One final thing to consider is how population density may look in 2100, with many more people clustered in the same areas. For example, Nigeria is dealing with a land area nearly 11 times smaller than the U.S.—but it will have more than double the population.

Country2100 Pop.Area (Millions, km²/mi²)Population Density per km² (mi²)
🇳🇬 Nigeria791M0.92M km² (0.36M mi²)856.3 (2217.7)
🇮🇳 India1.09B3.29M km² (1.27M mi²)331.6 (858.8)
🇵🇰 Pakistan248M0.88M km² (0.34M mi²)281.2 (728.3)

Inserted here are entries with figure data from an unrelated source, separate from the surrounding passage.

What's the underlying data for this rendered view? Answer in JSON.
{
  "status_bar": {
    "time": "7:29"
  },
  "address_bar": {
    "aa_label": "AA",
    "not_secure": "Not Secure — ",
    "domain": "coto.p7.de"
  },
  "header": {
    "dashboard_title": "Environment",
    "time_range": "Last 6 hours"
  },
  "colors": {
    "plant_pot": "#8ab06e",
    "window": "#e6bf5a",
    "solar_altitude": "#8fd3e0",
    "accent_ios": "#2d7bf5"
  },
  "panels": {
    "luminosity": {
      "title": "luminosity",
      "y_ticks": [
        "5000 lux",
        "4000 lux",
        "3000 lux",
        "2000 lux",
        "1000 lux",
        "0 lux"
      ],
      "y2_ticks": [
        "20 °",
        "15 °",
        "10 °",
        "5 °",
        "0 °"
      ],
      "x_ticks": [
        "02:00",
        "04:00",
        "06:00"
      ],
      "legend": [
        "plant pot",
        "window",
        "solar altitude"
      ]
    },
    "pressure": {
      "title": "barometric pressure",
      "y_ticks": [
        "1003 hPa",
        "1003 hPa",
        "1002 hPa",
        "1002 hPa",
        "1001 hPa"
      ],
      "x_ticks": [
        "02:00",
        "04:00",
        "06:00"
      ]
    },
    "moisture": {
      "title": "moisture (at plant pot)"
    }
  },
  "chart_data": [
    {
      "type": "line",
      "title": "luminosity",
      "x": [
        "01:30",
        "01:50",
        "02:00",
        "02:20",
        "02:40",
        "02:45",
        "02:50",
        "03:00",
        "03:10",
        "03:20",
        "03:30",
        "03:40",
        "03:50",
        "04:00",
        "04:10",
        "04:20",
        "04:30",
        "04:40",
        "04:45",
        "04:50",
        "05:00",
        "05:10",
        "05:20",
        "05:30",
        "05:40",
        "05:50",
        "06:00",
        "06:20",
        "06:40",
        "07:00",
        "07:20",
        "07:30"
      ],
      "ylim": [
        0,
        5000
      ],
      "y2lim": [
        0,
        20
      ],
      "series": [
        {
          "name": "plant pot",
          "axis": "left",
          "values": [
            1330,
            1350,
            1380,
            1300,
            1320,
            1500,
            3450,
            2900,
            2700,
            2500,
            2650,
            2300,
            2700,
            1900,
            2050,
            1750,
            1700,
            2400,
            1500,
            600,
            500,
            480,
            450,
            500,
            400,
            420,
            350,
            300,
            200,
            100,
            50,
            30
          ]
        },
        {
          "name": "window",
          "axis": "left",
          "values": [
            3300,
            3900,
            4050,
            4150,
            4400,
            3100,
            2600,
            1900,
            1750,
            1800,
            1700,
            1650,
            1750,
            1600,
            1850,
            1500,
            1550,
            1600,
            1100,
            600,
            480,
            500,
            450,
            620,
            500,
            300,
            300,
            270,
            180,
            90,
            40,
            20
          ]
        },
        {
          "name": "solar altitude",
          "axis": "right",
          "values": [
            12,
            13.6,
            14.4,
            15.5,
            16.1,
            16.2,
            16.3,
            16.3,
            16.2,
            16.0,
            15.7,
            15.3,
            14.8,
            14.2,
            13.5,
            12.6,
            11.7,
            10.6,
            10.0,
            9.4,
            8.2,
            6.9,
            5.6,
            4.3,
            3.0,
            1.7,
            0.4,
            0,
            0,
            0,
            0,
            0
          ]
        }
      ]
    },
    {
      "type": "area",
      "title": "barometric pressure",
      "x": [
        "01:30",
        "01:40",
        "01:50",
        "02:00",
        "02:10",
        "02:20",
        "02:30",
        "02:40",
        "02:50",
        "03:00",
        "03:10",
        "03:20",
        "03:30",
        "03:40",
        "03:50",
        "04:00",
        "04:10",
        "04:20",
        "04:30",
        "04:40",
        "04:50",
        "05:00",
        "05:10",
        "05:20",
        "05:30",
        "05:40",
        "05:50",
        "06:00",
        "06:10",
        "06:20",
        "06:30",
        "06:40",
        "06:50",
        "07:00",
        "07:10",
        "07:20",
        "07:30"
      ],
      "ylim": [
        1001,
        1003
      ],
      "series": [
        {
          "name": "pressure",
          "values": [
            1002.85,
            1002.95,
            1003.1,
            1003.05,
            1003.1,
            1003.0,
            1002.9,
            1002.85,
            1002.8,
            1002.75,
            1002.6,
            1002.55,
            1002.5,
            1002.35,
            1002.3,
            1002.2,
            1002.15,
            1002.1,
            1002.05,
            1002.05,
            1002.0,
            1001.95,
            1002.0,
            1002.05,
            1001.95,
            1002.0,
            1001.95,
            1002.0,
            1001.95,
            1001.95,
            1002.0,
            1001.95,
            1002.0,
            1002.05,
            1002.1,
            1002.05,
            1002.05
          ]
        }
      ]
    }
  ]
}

🇪🇹 Ethiopia223M1.10M km² (0.42M mi²)202.7 (531.0)
🇪🇬 Egypt199M1.01M km² (0.39M mi²)197.0 (510.1)
🇹🇿 Tanzania186M0.95M km² (0.37M mi²)196.3 (508.5)
🇮🇩 Indonesia229M1.90M km² (0.74M mi²)120.2 (311.4)
🇨🇩 DR Congo246M2.35M km² (0.91M mi²)104.9 (271.7)
🇨🇳 China732M9.60M km² (3.70M mi²)76.3 (197.8)
🇺🇸 U.S.336M9.83M km² (3.80M mi²)34.2 (88.5)

Regardless of how the future population count shakes out, it’s clear that these heavyweight countries will undergo significant transformation in the coming decades.